Step 3: STAGE 2: Draping the Jacket
IMPORTANT: Draping is a complicated process that I have learned from years of classes and experience. Draping on a live animal is even more complicated than draping on a static dress form, so if this seems difficult I apologize! If you don't want to go through the hassle of draping the coat and would instead like a basic pattern for a medium-sized pitbull-type-dog, jump to STEP 6.
*If you're worried about ruining the jacket you can drape using an old sheet or other fabric until you get to correct shape and make a pattern from that, which you would then transfer to the coat and cut out.
BASIC DRAPING RULE: Remember that clothing is completely symmetrical, so when you fold it in half it's a mirror image of itself. As I draped this jacket I made sure that everything was identical on both sides. I only made size markings on Honey's right side, then I would remove it, fold it in half along the length of the zipper, and even out the pin markings. Then I would cut along the pin lines REMEMBERING TO LEAVE SEAM ALLOWANCE. If you don't leave seam allowance, standardly 1/2”, when you sew up your jacket it will be too small!
I decided that I wanted the jacket to zip up in the back so that Honey can step into it with her front paws and have it easily zip closed. So for this pattern the zipper will serve as the center back of the coat.
1. DRAPE CHEST:
I started by putting the jacket on Honey with the zipper on her back and pinning the chest to the correct dimensions. Once this was done I removed the jacket and folded along the zipper, cutting 1/2” beyond the pinned markings.
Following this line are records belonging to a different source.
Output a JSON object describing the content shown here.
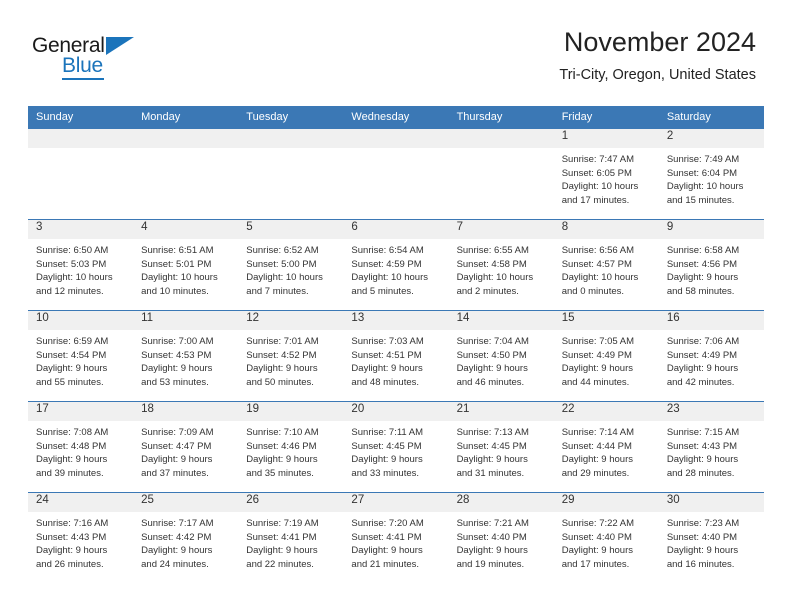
{
  "brand": {
    "name_part1": "General",
    "name_part2": "Blue",
    "accent_color": "#1b74bb"
  },
  "header": {
    "title": "November 2024",
    "subtitle": "Tri-City, Oregon, United States"
  },
  "calendar": {
    "header_color": "#3b78b5",
    "daynum_band_color": "#f0f0f0",
    "weekday_headers": [
      "Sunday",
      "Monday",
      "Tuesday",
      "Wednesday",
      "Thursday",
      "Friday",
      "Saturday"
    ],
    "weeks": [
      [
        {
          "day": "",
          "lines": []
        },
        {
          "day": "",
          "lines": []
        },
        {
          "day": "",
          "lines": []
        },
        {
          "day": "",
          "lines": []
        },
        {
          "day": "",
          "lines": []
        },
        {
          "day": "1",
          "lines": [
            "Sunrise: 7:47 AM",
            "Sunset: 6:05 PM",
            "Daylight: 10 hours",
            "and 17 minutes."
          ]
        },
        {
          "day": "2",
          "lines": [
            "Sunrise: 7:49 AM",
            "Sunset: 6:04 PM",
            "Daylight: 10 hours",
            "and 15 minutes."
          ]
        }
      ],
      [
        {
          "day": "3",
          "lines": [
            "Sunrise: 6:50 AM",
            "Sunset: 5:03 PM",
            "Daylight: 10 hours",
            "and 12 minutes."
          ]
        },
        {
          "day": "4",
          "lines": [
            "Sunrise: 6:51 AM",
            "Sunset: 5:01 PM",
            "Daylight: 10 hours",
            "and 10 minutes."
          ]
        },
        {
          "day": "5",
          "lines": [
            "Sunrise: 6:52 AM",
            "Sunset: 5:00 PM",
            "Daylight: 10 hours",
            "and 7 minutes."
          ]
        },
        {
          "day": "6",
          "lines": [
            "Sunrise: 6:54 AM",
            "Sunset: 4:59 PM",
            "Daylight: 10 hours",
            "and 5 minutes."
          ]
        },
        {
          "day": "7",
          "lines": [
            "Sunrise: 6:55 AM",
            "Sunset: 4:58 PM",
            "Daylight: 10 hours",
            "and 2 minutes."
          ]
        },
        {
          "day": "8",
          "lines": [
            "Sunrise: 6:56 AM",
            "Sunset: 4:57 PM",
            "Daylight: 10 hours",
            "and 0 minutes."
          ]
        },
        {
          "day": "9",
          "lines": [
            "Sunrise: 6:58 AM",
            "Sunset: 4:56 PM",
            "Daylight: 9 hours",
            "and 58 minutes."
          ]
        }
      ],
      [
        {
          "day": "10",
          "lines": [
            "Sunrise: 6:59 AM",
            "Sunset: 4:54 PM",
            "Daylight: 9 hours",
            "and 55 minutes."
          ]
        },
        {
          "day": "11",
          "lines": [
            "Sunrise: 7:00 AM",
            "Sunset: 4:53 PM",
            "Daylight: 9 hours",
            "and 53 minutes."
          ]
        },
        {
          "day": "12",
          "lines": [
            "Sunrise: 7:01 AM",
            "Sunset: 4:52 PM",
            "Daylight: 9 hours",
            "and 50 minutes."
          ]
        },
        {
          "day": "13",
          "lines": [
            "Sunrise: 7:03 AM",
            "Sunset: 4:51 PM",
            "Daylight: 9 hours",
            "and 48 minutes."
          ]
        },
        {
          "day": "14",
          "lines": [
            "Sunrise: 7:04 AM",
            "Sunset: 4:50 PM",
            "Daylight: 9 hours",
            "and 46 minutes."
          ]
        },
        {
          "day": "15",
          "lines": [
            "Sunrise: 7:05 AM",
            "Sunset: 4:49 PM",
            "Daylight: 9 hours",
            "and 44 minutes."
          ]
        },
        {
          "day": "16",
          "lines": [
            "Sunrise: 7:06 AM",
            "Sunset: 4:49 PM",
            "Daylight: 9 hours",
            "and 42 minutes."
          ]
        }
      ],
      [
        {
          "day": "17",
          "lines": [
            "Sunrise: 7:08 AM",
            "Sunset: 4:48 PM",
            "Daylight: 9 hours",
            "and 39 minutes."
          ]
        },
        {
          "day": "18",
          "lines": [
            "Sunrise: 7:09 AM",
            "Sunset: 4:47 PM",
            "Daylight: 9 hours",
            "and 37 minutes."
          ]
        },
        {
          "day": "19",
          "lines": [
            "Sunrise: 7:10 AM",
            "Sunset: 4:46 PM",
            "Daylight: 9 hours",
            "and 35 minutes."
          ]
        },
        {
          "day": "20",
          "lines": [
            "Sunrise: 7:11 AM",
            "Sunset: 4:45 PM",
            "Daylight: 9 hours",
            "and 33 minutes."
          ]
        },
        {
          "day": "21",
          "lines": [
            "Sunrise: 7:13 AM",
            "Sunset: 4:45 PM",
            "Daylight: 9 hours",
            "and 31 minutes."
          ]
        },
        {
          "day": "22",
          "lines": [
            "Sunrise: 7:14 AM",
            "Sunset: 4:44 PM",
            "Daylight: 9 hours",
            "and 29 minutes."
          ]
        },
        {
          "day": "23",
          "lines": [
            "Sunrise: 7:15 AM",
            "Sunset: 4:43 PM",
            "Daylight: 9 hours",
            "and 28 minutes."
          ]
        }
      ],
      [
        {
          "day": "24",
          "lines": [
            "Sunrise: 7:16 AM",
            "Sunset: 4:43 PM",
            "Daylight: 9 hours",
            "and 26 minutes."
          ]
        },
        {
          "day": "25",
          "lines": [
            "Sunrise: 7:17 AM",
            "Sunset: 4:42 PM",
            "Daylight: 9 hours",
            "and 24 minutes."
          ]
        },
        {
          "day": "26",
          "lines": [
            "Sunrise: 7:19 AM",
            "Sunset: 4:41 PM",
            "Daylight: 9 hours",
            "and 22 minutes."
          ]
        },
        {
          "day": "27",
          "lines": [
            "Sunrise: 7:20 AM",
            "Sunset: 4:41 PM",
            "Daylight: 9 hours",
            "and 21 minutes."
          ]
        },
        {
          "day": "28",
          "lines": [
            "Sunrise: 7:21 AM",
            "Sunset: 4:40 PM",
            "Daylight: 9 hours",
            "and 19 minutes."
          ]
        },
        {
          "day": "29",
          "lines": [
            "Sunrise: 7:22 AM",
            "Sunset: 4:40 PM",
            "Daylight: 9 hours",
            "and 17 minutes."
          ]
        },
        {
          "day": "30",
          "lines": [
            "Sunrise: 7:23 AM",
            "Sunset: 4:40 PM",
            "Daylight: 9 hours",
            "and 16 minutes."
          ]
        }
      ]
    ]
  }
}
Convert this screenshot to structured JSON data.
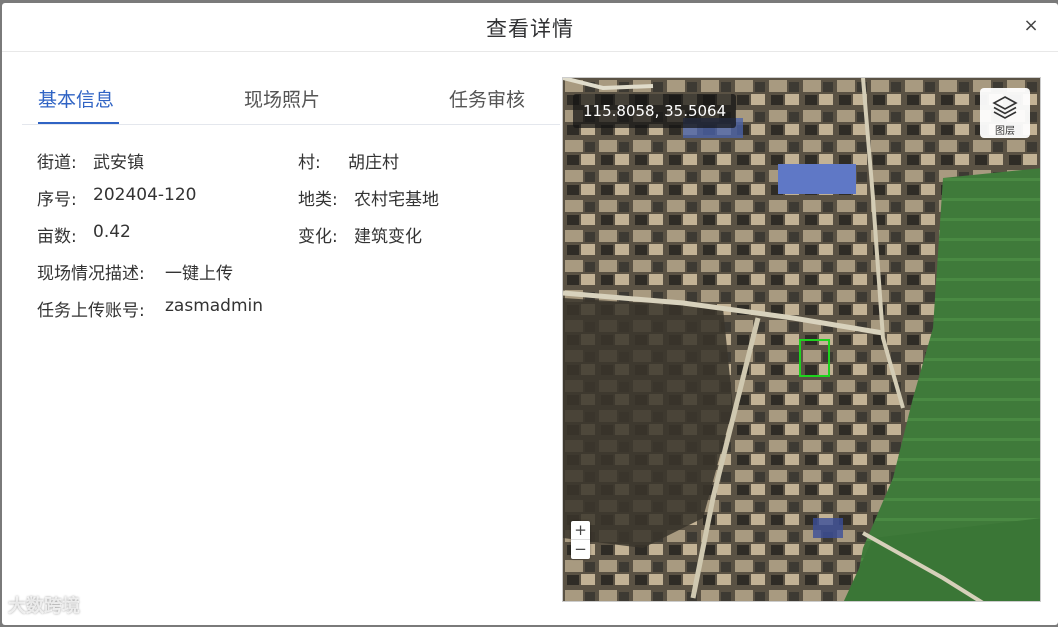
{
  "dialog": {
    "title": "查看详情",
    "close_glyph": "×"
  },
  "tabs": [
    {
      "label": "基本信息",
      "active": true
    },
    {
      "label": "现场照片",
      "active": false
    },
    {
      "label": "任务审核",
      "active": false
    }
  ],
  "info": {
    "street_label": "街道:",
    "street_value": "武安镇",
    "village_label": "村:",
    "village_value": "胡庄村",
    "serial_label": "序号:",
    "serial_value": "202404-120",
    "landtype_label": "地类:",
    "landtype_value": "农村宅基地",
    "mu_label": "亩数:",
    "mu_value": "0.42",
    "change_label": "变化:",
    "change_value": "建筑变化",
    "desc_label": "现场情况描述:",
    "desc_value": "一键上传",
    "account_label": "任务上传账号:",
    "account_value": "zasmadmin"
  },
  "map": {
    "coordinates": "115.8058, 35.5064",
    "layer_button_label": "图层",
    "layer_icon": "layers-icon",
    "zoom_in": "+",
    "zoom_out": "−",
    "highlight_color": "#1ed31e"
  },
  "watermark": {
    "text": "大数跨境"
  }
}
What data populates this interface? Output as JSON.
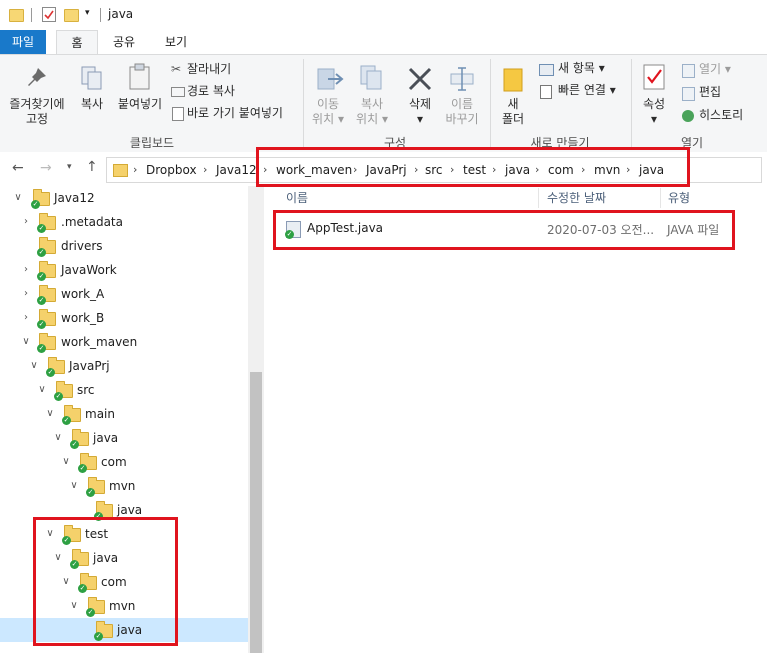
{
  "window": {
    "title": "java"
  },
  "ribbon_tabs": [
    "파일",
    "홈",
    "공유",
    "보기"
  ],
  "ribbon": {
    "pin_label_1": "즐겨찾기에",
    "pin_label_2": "고정",
    "copy_label": "복사",
    "paste_label": "붙여넣기",
    "cut_label": "잘라내기",
    "copy_path_label": "경로 복사",
    "paste_shortcut_label": "바로 가기 붙여넣기",
    "clipboard_group": "클립보드",
    "move_label_1": "이동",
    "move_label_2": "위치",
    "copyto_label_1": "복사",
    "copyto_label_2": "위치",
    "delete_label": "삭제",
    "rename_label_1": "이름",
    "rename_label_2": "바꾸기",
    "organize_group": "구성",
    "newfolder_label_1": "새",
    "newfolder_label_2": "폴더",
    "new_item_label": "새 항목",
    "easy_access_label": "빠른 연결",
    "new_group": "새로 만들기",
    "properties_label": "속성",
    "open_label": "열기",
    "edit_label": "편집",
    "history_label": "히스토리",
    "open_group": "열기"
  },
  "address": {
    "crumbs": [
      "Dropbox",
      "Java12",
      "work_maven",
      "JavaPrj",
      "src",
      "test",
      "java",
      "com",
      "mvn",
      "java"
    ]
  },
  "tree": [
    {
      "label": "Java12"
    },
    {
      "label": ".metadata"
    },
    {
      "label": "drivers"
    },
    {
      "label": "JavaWork"
    },
    {
      "label": "work_A"
    },
    {
      "label": "work_B"
    },
    {
      "label": "work_maven"
    },
    {
      "label": "JavaPrj"
    },
    {
      "label": "src"
    },
    {
      "label": "main"
    },
    {
      "label": "java"
    },
    {
      "label": "com"
    },
    {
      "label": "mvn"
    },
    {
      "label": "java"
    },
    {
      "label": "test"
    },
    {
      "label": "java"
    },
    {
      "label": "com"
    },
    {
      "label": "mvn"
    },
    {
      "label": "java"
    }
  ],
  "file_list": {
    "columns": [
      "이름",
      "수정한 날짜",
      "유형"
    ],
    "rows": [
      {
        "name": "AppTest.java",
        "modified": "2020-07-03 오전...",
        "type": "JAVA 파일"
      }
    ]
  },
  "colors": {
    "accent": "#1979ca",
    "highlight_box": "#e0141e",
    "selection": "#cce8ff"
  }
}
I then pinned the chest together like it would be sewed so that I could see how it would fit and put it back on Honey.
2. DRAPE ARM HOLES:
I then marked the correct position for the arm holes, making sure that Honey has enough room to move her shoulders backwards and forwards without any resistance.
Remove the jacket and folded in in half along the zipper, cutting out the armholes 1/2” beyond the pin lines.